There have been reports from the Federal Education Minister Peter Garrett that only those who achieve in the top 30% of NAPLAN results in Year 9 will be eligible for teaching university degrees.
Personally I think NAPLAN is a joke and shouldnt be given any confidence or respect in the real world. It should be the HSC-equivalent that gets attention of government to reform and improve where necessary. However yet again the education policy is driven by ignorant beaurocrats in air-conditioned offices that have no idea what really goes on in schools.
Any thoughts?
Agreed, it's a stupid arbitrary idea, plenty of people can be fuckwits in year 9 and come good later, the opposite is also very true.
why would anybody want to be a teacher
-regurgitate awful cultural marxist ideology to the next generation of suckers
-get paid fuck all
-low prestige job
-awful job work with boongs and other undesirables
teachers are the most incompetent fucks ever
First part I agree it's deplorable.
Money isn't that bad, depending on how money hungry you are of course.
Teaching is fairly reasonable on the prestige scale imo, though tbh who even really gives a fuck about that anyway.
Get paid holidays every 10 weeks without having to use your holiday pay.
Yeh but if you're doing it for that reason, if you dont fail you'll be a horrible teacher, hate your job and inevitably downward spiral to complete failure.
Well as one of the few people who actually has a teaching university degree I'll just share a few things I have observed:
- a lot of people training to be teachers right now, particularly in certain subject areas (you can go ahead and guess which) have really poor literacy skills and aren't too bright
- clearly ATAR is based on supply and demand alone but the above is a decent reason for why maybe there should be an absolute minimum standard in certain professions
- there IS cultural marxist stuff in the courses we do, but not that much...
- teachers will always get bashed by right wingers no matter what they do (see cosmo's post).

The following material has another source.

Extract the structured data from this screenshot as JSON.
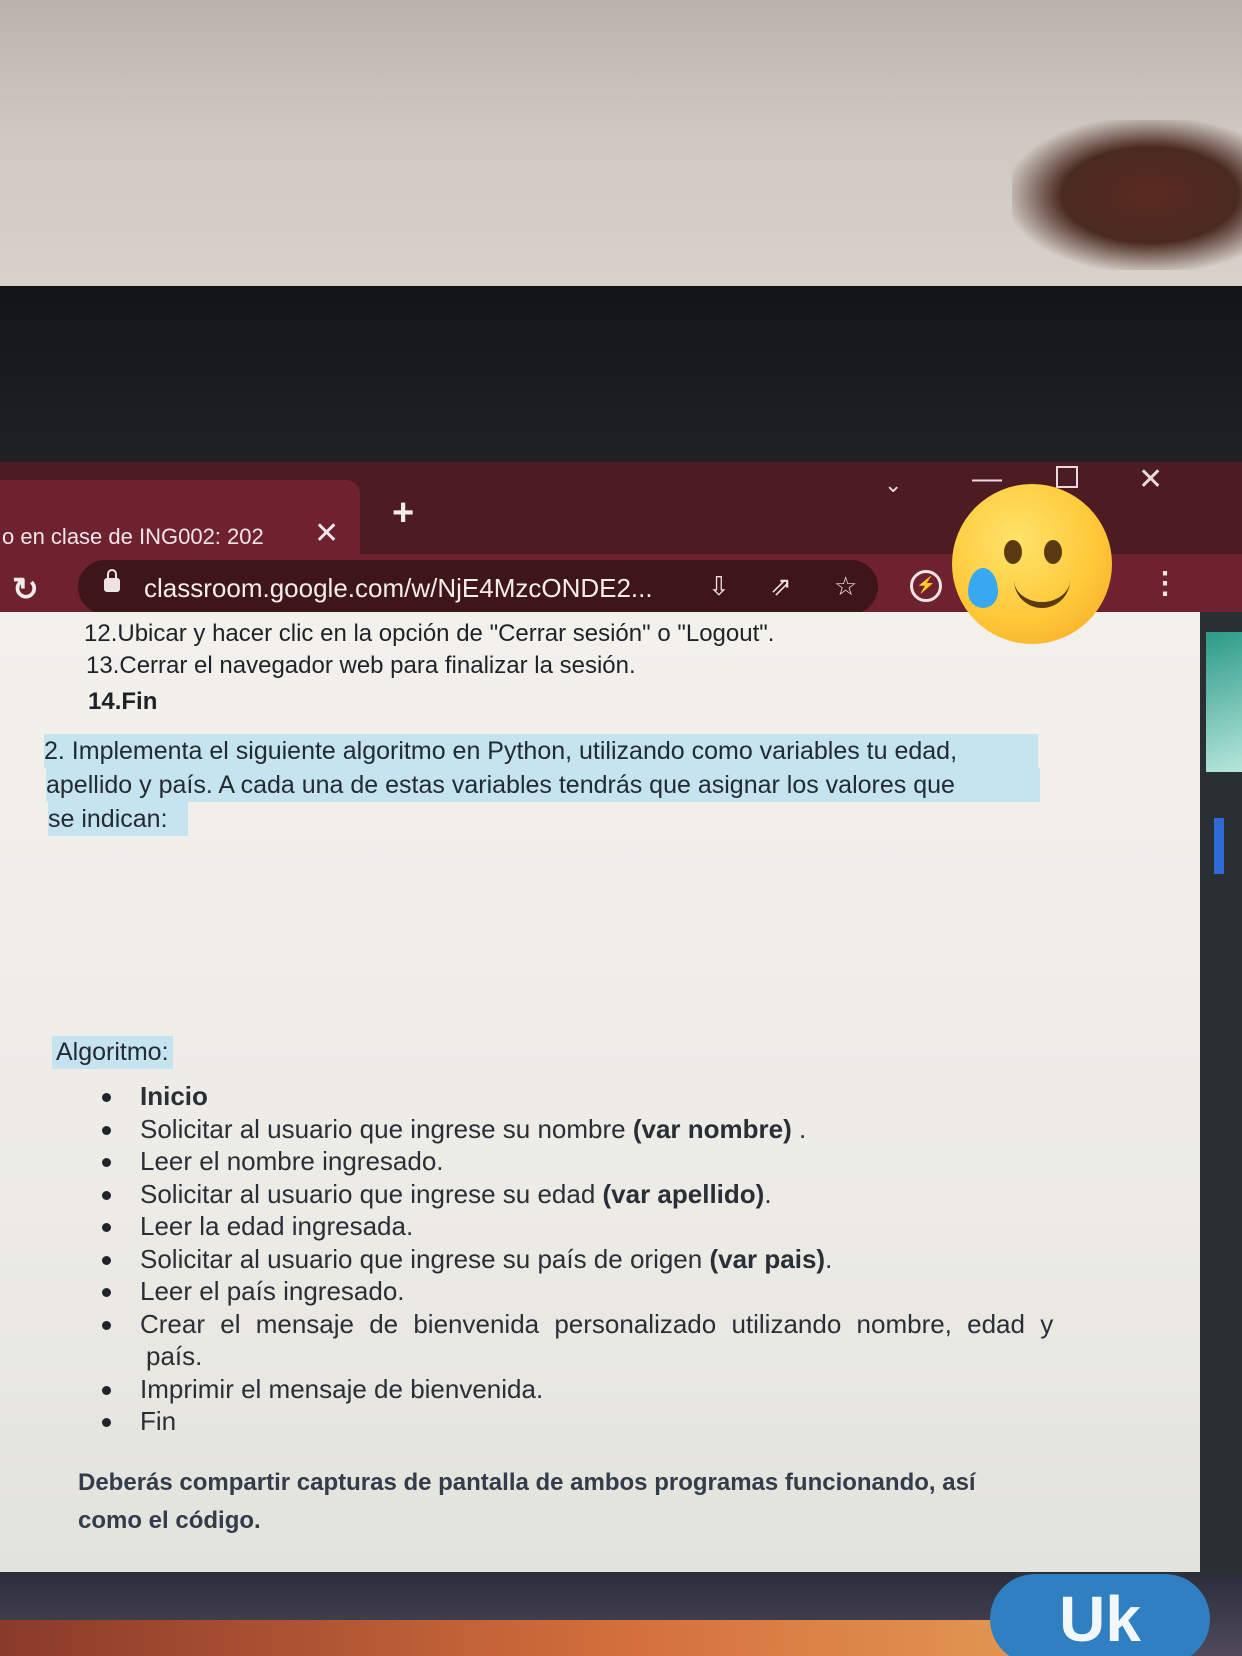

The people in my cohort and subject were all smart, hard working passionate people who are probably doing a great job right now (again only one data point here)
- Raising scores probably won't help since as someone else pointed out, the highest achievers are unlikely to be attracted to teaching (although there's plenty of them there, but they're still the exception)
- Throwing more money at teachers probably won't help either, or at least it hasn't helped anywhere it's been tried.
imo having one centrally dictated syllabus/curriculum for all is a big problem because it means there's 0 choice in education (private/public is aesthetic differences only tbh), and the content/values of schools are squarely aimed at middle class white people. there's kids who won't ever, ever learn or be interested in anything that goes on at schools, and their parents and teachers don't really have any other options except to wait it out and hope they go to tafe or something. Like ZERO choice, as in, if you're 14 and still can't spell, too bad because you have to study Shakespeare now. Because middle class white people value Shakespeare.
I pretty much agree, though most of my cohort seem fairly capable but yes there are a number of complete fucktards as well (god I hope they fail).
m8 nearly every teacher in my school was shithouse
thats just my experience but they were really really lazy, shady fucks esp. the science department
My experience is that I only had one 'bad' teacher and she was a 4 foot filipino who had polio and no fucking clue about pedagogy whatsoever, no idea what her content knowledge was like but.
I'd be a teacher if it was guaranteed I would be teaching students that want to learn not fuckwits that will give me a hard time.
Part of the job is to engage the students and motivate them to want to learn and to not be fuckwits, I believe there are few kids who will fuck around provided you employ the right strategies (though I guess highschoolers (7-10) who dont wanna be there are gunna fuck up pretty much regardless).
iq testing is unncessary imo except in the case of identifying gifted students
school is just one big long iq test and you soon find out who the lazy fucks are and who the dumb fucks are etc.
let kids leave when theyre like 14 years old or something the disruptive shits have no use being around
by like first or second grade everybody knows who the failures are and can predict that fifteen years+ into the future with like 95% accuracy
Yeh, I believe kids should be allowed to leave when they wish (provided they're in high school), no use making them turn up against their will and having them cause unnecessary problems.
Plenty of people who are topping primary crash to the bottom in highschool and some real dumbfucks come out of no where, but yeh generally the good ones in primary continue to tear it up the whole way through.